И снова проснулся. На этот раз его разбудил смартфон, жужжащий в кармане. Инна спала и тихонько похрапывала. На экране Харрисон Форд палил из киберпанковского пистолета в женщину в полиэтиленовом платье. Фёдор тихонько вышел из комнаты. Номер был незнакомый. Чуть поколебавшись, он ответил.
– Привет, Фёдор, – сказал веселый и, кажется, пьяный мужской голос. – Это Мамлеев.
На секунду Фёдор усомнился, что бодрствует, и прошептал:
– Мамлеев умер.
– Неправда! Что вы несете?! Мамлеев живее всех живых. А-ха-ха-ха!
Добавил с грустью:
– Это Родион Жуков из книжного магазина «Мамлеев». Не узнали? Просто я тут напился немного, решил вам позвонить, пока жду такси. Хотел уточнить насчет субботы. Ну и голос ваш услышать.
Фёдор дошел до кухни, закурил.
– А что насчет субботы?
– Вы у нас выступаете.
– Это ошибка. Я первый раз про это слышу.
– Шутите? Мы же договорились. Афиша уже висит. Куча народу записалась на встречу.
– Когда это было?
– Недели две назад. Может, три. Я сейчас не помню. А что, вам надо точную дату, когда мы созванивались прошлый раз?
– Нет-нет, – сказал Фёдор. – Теперь понятно. Я болел тогда. И дела отвлекали. Вот и вылетело из головы.
«Мамлеев» опять засмеялся.
– Хорошо понимаю вас, Фёдор. Я и сам часто болею. Вот прямо сейчас опять приболел в баре. Слушайте, а приезжайте сюда, посидим, напою вас до изнеможения. Ну, там, вечер ваш обсудим еще.
Фёдор вытер пальцами мигом взмокший лоб.
– В другой раз, – сказал он. – Устал сегодня, много работы. И уже спать собирался.
«А зачем я оправдываюсь?»
– Понял, – ответил Родион. – Тогда до субботы. Приходите пораньше. У меня там мини-бар в кабинете. Подготовимся к выступлению. А-ха-ха-ха! Ой, мое такси приехало. Еще позвоню вам в субботу. Можно? Я люблю звонить, а писать не люблю. А вы любите? Конечно, любите. Глупый вопрос. Чао! До связи!

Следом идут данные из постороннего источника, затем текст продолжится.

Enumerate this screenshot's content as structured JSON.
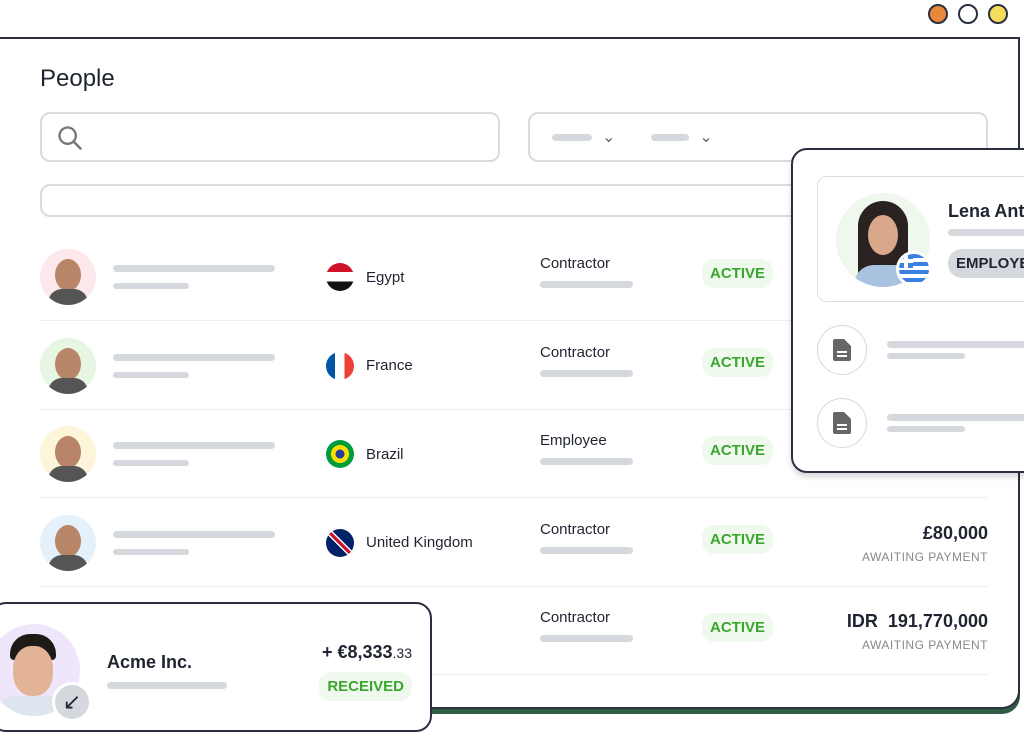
{
  "window_controls": [
    {
      "name": "close",
      "color": "#e8883a"
    },
    {
      "name": "minimize",
      "color": "#ffffff"
    },
    {
      "name": "maximize",
      "color": "#f5dc5a"
    }
  ],
  "page": {
    "title": "People"
  },
  "search": {
    "placeholder": "",
    "icon": "search-icon"
  },
  "rows": [
    {
      "country": "Egypt",
      "role": "Contractor",
      "status": "ACTIVE",
      "avatar_bg": "#fde8ec"
    },
    {
      "country": "France",
      "role": "Contractor",
      "status": "ACTIVE",
      "avatar_bg": "#e6f6e2"
    },
    {
      "country": "Brazil",
      "role": "Employee",
      "status": "ACTIVE",
      "avatar_bg": "#fdf5da"
    },
    {
      "country": "United Kingdom",
      "role": "Contractor",
      "status": "ACTIVE",
      "amount": "£80,000",
      "amount_status": "AWAITING PAYMENT",
      "avatar_bg": "#e4f1fb"
    },
    {
      "country": "",
      "role": "Contractor",
      "status": "ACTIVE",
      "amount": "IDR  191,770,000",
      "amount_status": "AWAITING PAYMENT"
    }
  ],
  "profile_card": {
    "name": "Lena Ant",
    "badge": "EMPLOYE",
    "flag": "Greece"
  },
  "payment_card": {
    "company": "Acme Inc.",
    "amount_main": "+ €8,333",
    "amount_cents": ".33",
    "status": "RECEIVED",
    "icon": "arrow-down-left-icon"
  },
  "colors": {
    "active": "#3aa62e",
    "border": "#2a3040",
    "placeholder_bar": "#d5d9dd"
  }
}
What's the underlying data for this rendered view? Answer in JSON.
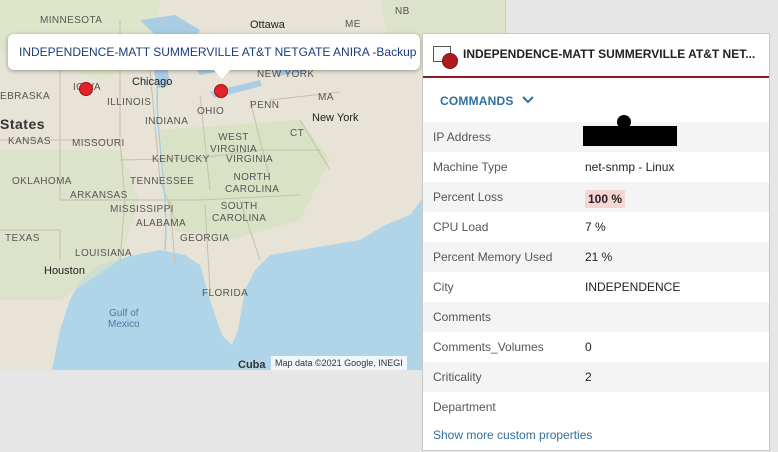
{
  "map": {
    "tooltip_text": "INDEPENDENCE-MATT SUMMERVILLE AT&T NETGATE ANIRA -Backup",
    "attribution": "Map data ©2021 Google, INEGI",
    "labels": {
      "minnesota": "MINNESOTA",
      "ottawa": "Ottawa",
      "nb": "NB",
      "me": "ME",
      "new_york_state": "NEW YORK",
      "nebraska": "EBRASKA",
      "iowa": "IOWA",
      "chicago": "Chicago",
      "illinois": "ILLINOIS",
      "ohio": "OHIO",
      "penn": "PENN",
      "ma": "MA",
      "states": "States",
      "indiana": "INDIANA",
      "kansas": "KANSAS",
      "missouri": "MISSOURI",
      "west_virginia": "WEST\nVIRGINIA",
      "ct": "CT",
      "new_york_city": "New York",
      "kentucky": "KENTUCKY",
      "virginia": "VIRGINIA",
      "oklahoma": "OKLAHOMA",
      "tennessee": "TENNESSEE",
      "north_carolina": "NORTH\nCAROLINA",
      "arkansas": "ARKANSAS",
      "mississippi": "MISSISSIPPI",
      "south_carolina": "SOUTH\nCAROLINA",
      "alabama": "ALABAMA",
      "texas": "TEXAS",
      "georgia": "GEORGIA",
      "louisiana": "LOUISIANA",
      "houston": "Houston",
      "florida": "FLORIDA",
      "gulf": "Gulf of\nMexico",
      "cuba": "Cuba"
    }
  },
  "panel": {
    "title": "INDEPENDENCE-MATT SUMMERVILLE AT&T NET...",
    "commands_label": "COMMANDS",
    "properties": [
      {
        "key": "IP Address",
        "value": ""
      },
      {
        "key": "Machine Type",
        "value": "net-snmp - Linux"
      },
      {
        "key": "Percent Loss",
        "value": "100 %"
      },
      {
        "key": "CPU Load",
        "value": "7 %"
      },
      {
        "key": "Percent Memory Used",
        "value": "21 %"
      },
      {
        "key": "City",
        "value": "INDEPENDENCE"
      },
      {
        "key": "Comments",
        "value": ""
      },
      {
        "key": "Comments_Volumes",
        "value": "0"
      },
      {
        "key": "Criticality",
        "value": "2"
      },
      {
        "key": "Department",
        "value": ""
      }
    ],
    "show_more": "Show more custom properties",
    "colors": {
      "accent": "#8b1e22",
      "link": "#2e6fa0",
      "loss_bg": "#f6d4d4",
      "loss_text": "#cc0000",
      "marker": "#e0242a"
    }
  }
}
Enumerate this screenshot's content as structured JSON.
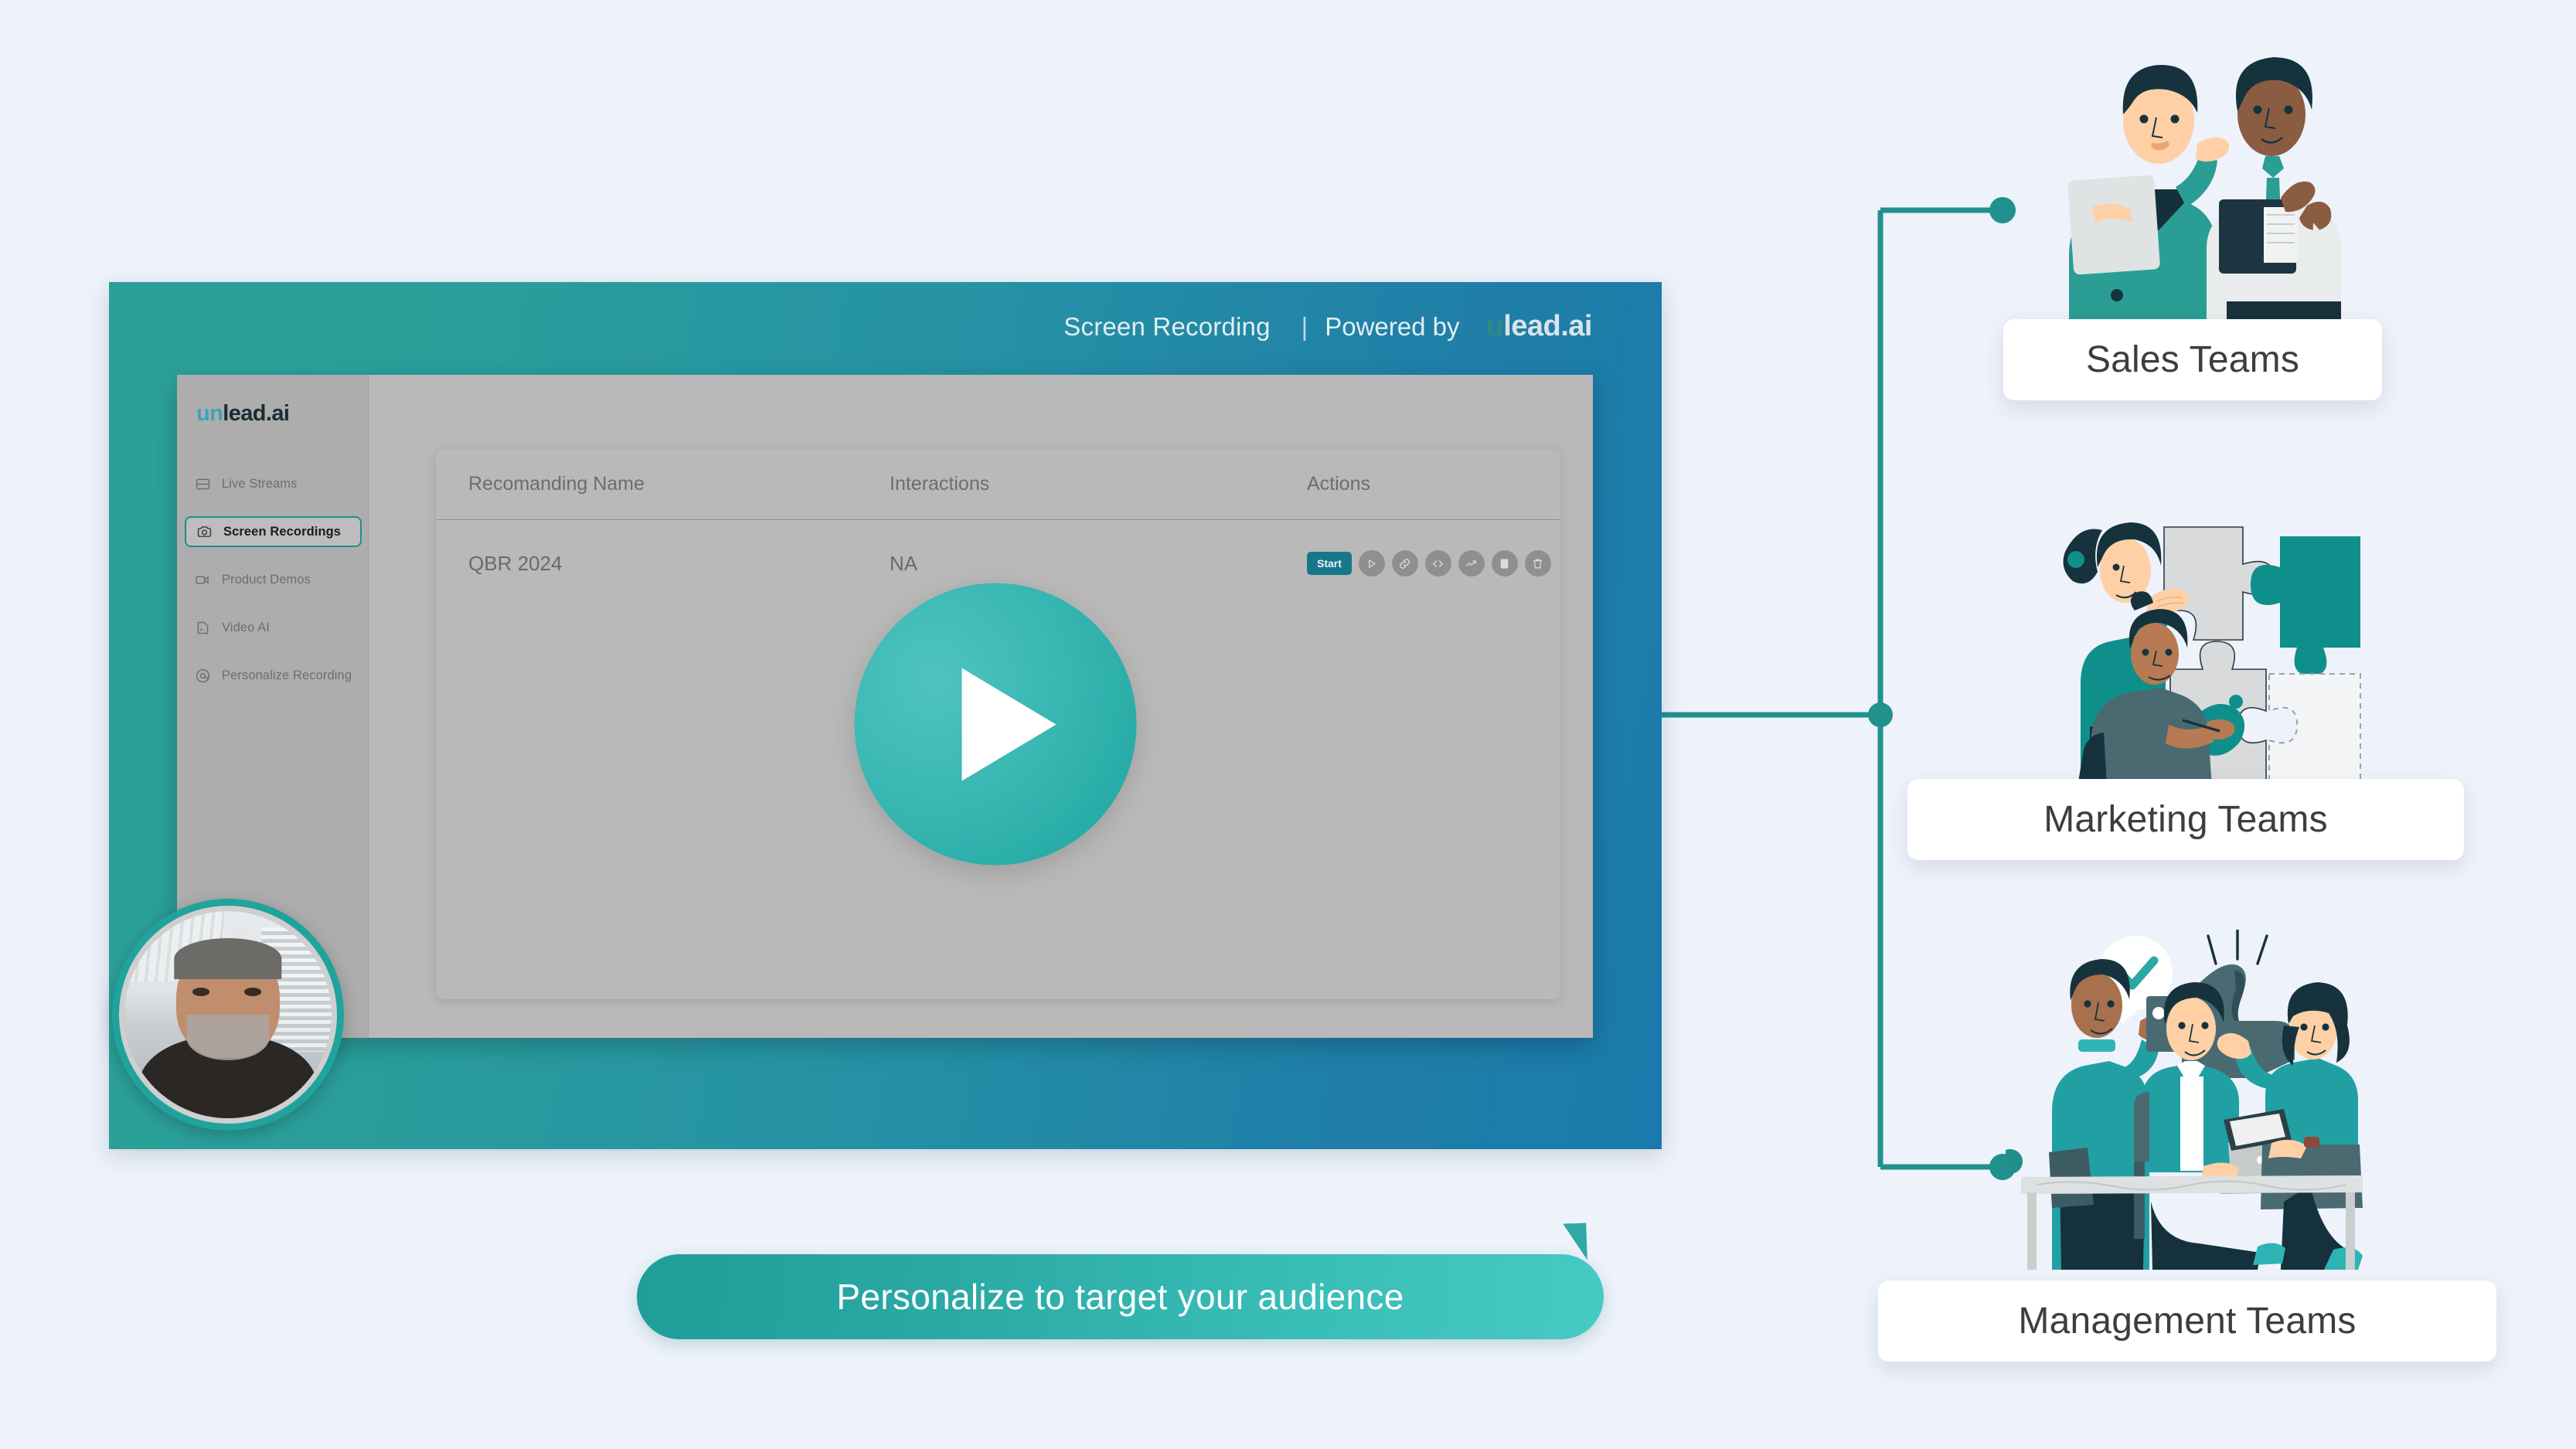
{
  "page": {
    "background_color": "#eef2fa",
    "accent_teal": "#1f9d99",
    "accent_blue": "#1a7aab"
  },
  "dashboard": {
    "topbar": {
      "title": "Screen Recording",
      "divider": "|",
      "powered_by": "Powered by",
      "logo_u": "u",
      "logo_rest": "lead.ai"
    },
    "app_logo": {
      "u": "un",
      "rest": "lead.ai"
    },
    "sidebar": {
      "items": [
        {
          "label": "Live Streams",
          "icon": "layout-rows-icon",
          "active": false
        },
        {
          "label": "Screen Recordings",
          "icon": "camera-icon",
          "active": true
        },
        {
          "label": "Product Demos",
          "icon": "video-camera-icon",
          "active": false
        },
        {
          "label": "Video AI",
          "icon": "video-ai-icon",
          "active": false
        },
        {
          "label": "Personalize Recording",
          "icon": "at-circle-icon",
          "active": false
        }
      ]
    },
    "table": {
      "columns": [
        "Recomanding Name",
        "Interactions",
        "Actions"
      ],
      "rows": [
        {
          "name": "QBR 2024",
          "interactions": "NA",
          "actions": {
            "start_label": "Start",
            "icons": [
              "play-icon",
              "link-icon",
              "code-icon",
              "trending-up-icon",
              "clipboard-icon",
              "trash-icon"
            ]
          }
        }
      ]
    },
    "player": {
      "play_icon": "play-triangle-icon"
    },
    "webcam": {
      "presenter_alt": "presenter-webcam-thumbnail"
    }
  },
  "caption": {
    "text": "Personalize to target your audience"
  },
  "audiences": [
    {
      "label": "Sales Teams",
      "illustration": "two-colleagues-talking-illustration"
    },
    {
      "label": "Marketing Teams",
      "illustration": "two-people-assembling-puzzle-illustration"
    },
    {
      "label": "Management Teams",
      "illustration": "team-thumbs-up-meeting-illustration"
    }
  ]
}
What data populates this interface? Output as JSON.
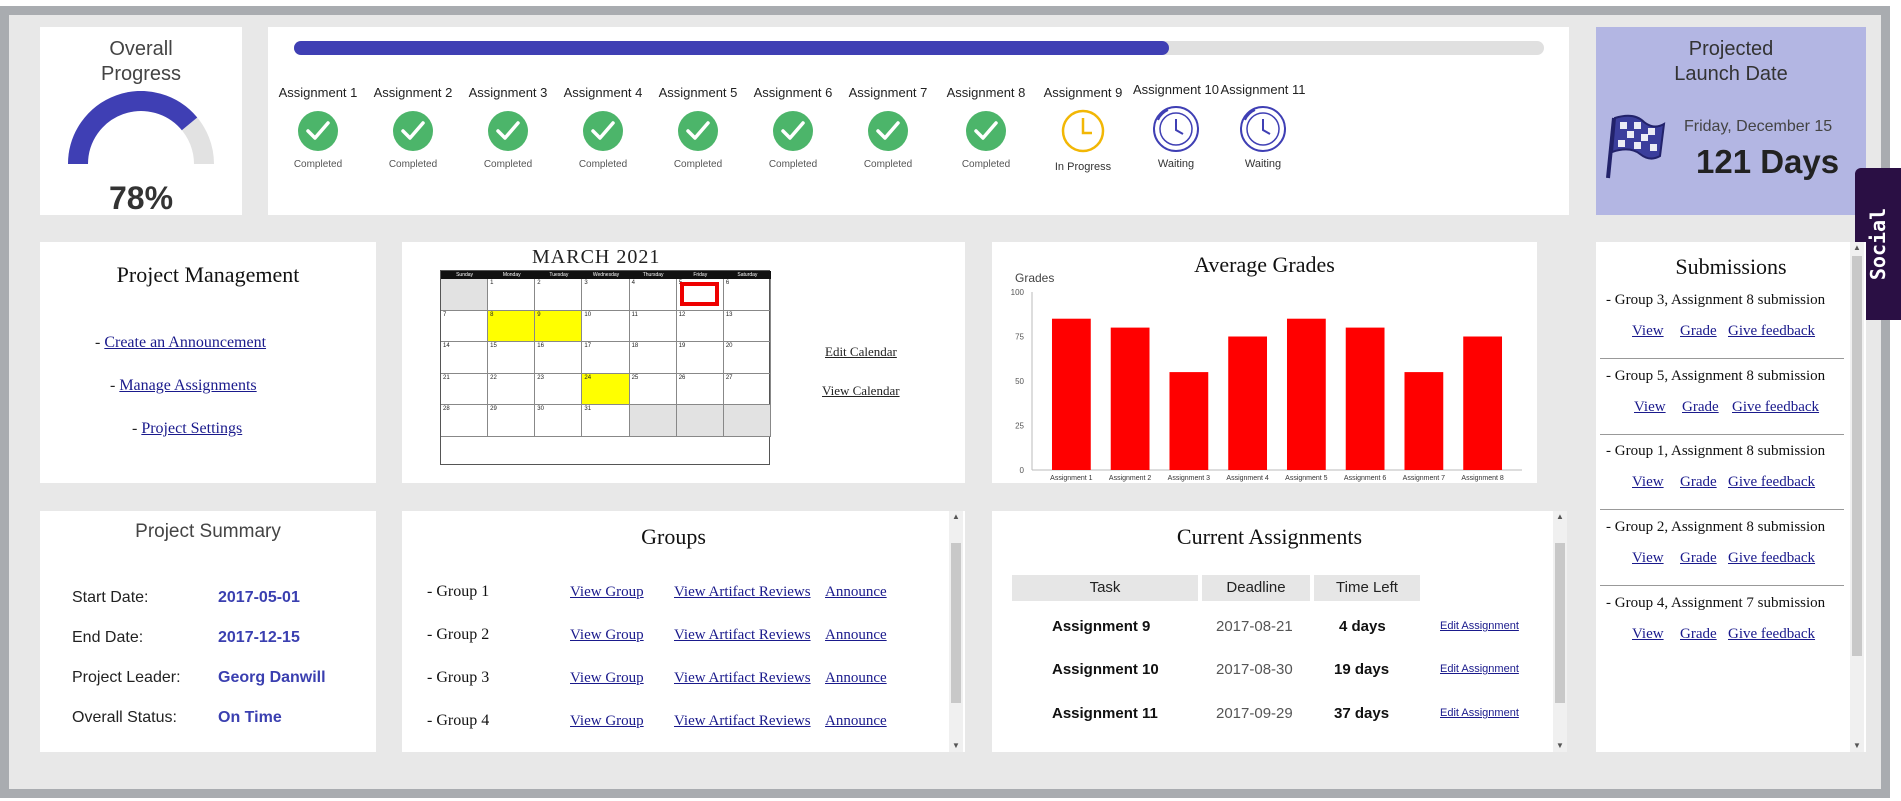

– До свидания, – сказал Фёдор.
Он вернулся в комнату. Инна не спала.
– С кем ты разговаривал? – спросила она.
– С Мамлеевым, – ответил Фёдор.
19
Следующие несколько дней практически ничем друг от друга не отличались. Фёдор просыпался, ел завтрак, приготовленный Инной, и садился работать. Она не отвлекала, не задавала дурацких вопросов о его успехах. И они не ругались. Вечерами ужинали, потом смотрели какое-нибудь кино на ноутбуке. Иногда вместе засыпали под фильм. Как-то раз вышли погулять и исходили почти всю Коломну. Выдался прохладный, солнечный день. И Фёдору ненадолго стало хорошо от погоды, от того, что красивая женщина держит его за руку, и от того, что сам он кристально трезвый. Мимолетная мысль о водке вызвала недоумение. Думы о сценарии нагоняли тоску. Он не написал ни строчки. И ничего не придумал. От беспомощности хотелось бить себя кулаками по голове. Однажды, психанув, Фёдор так и сделал. Конечно, это ничем ему не помогло.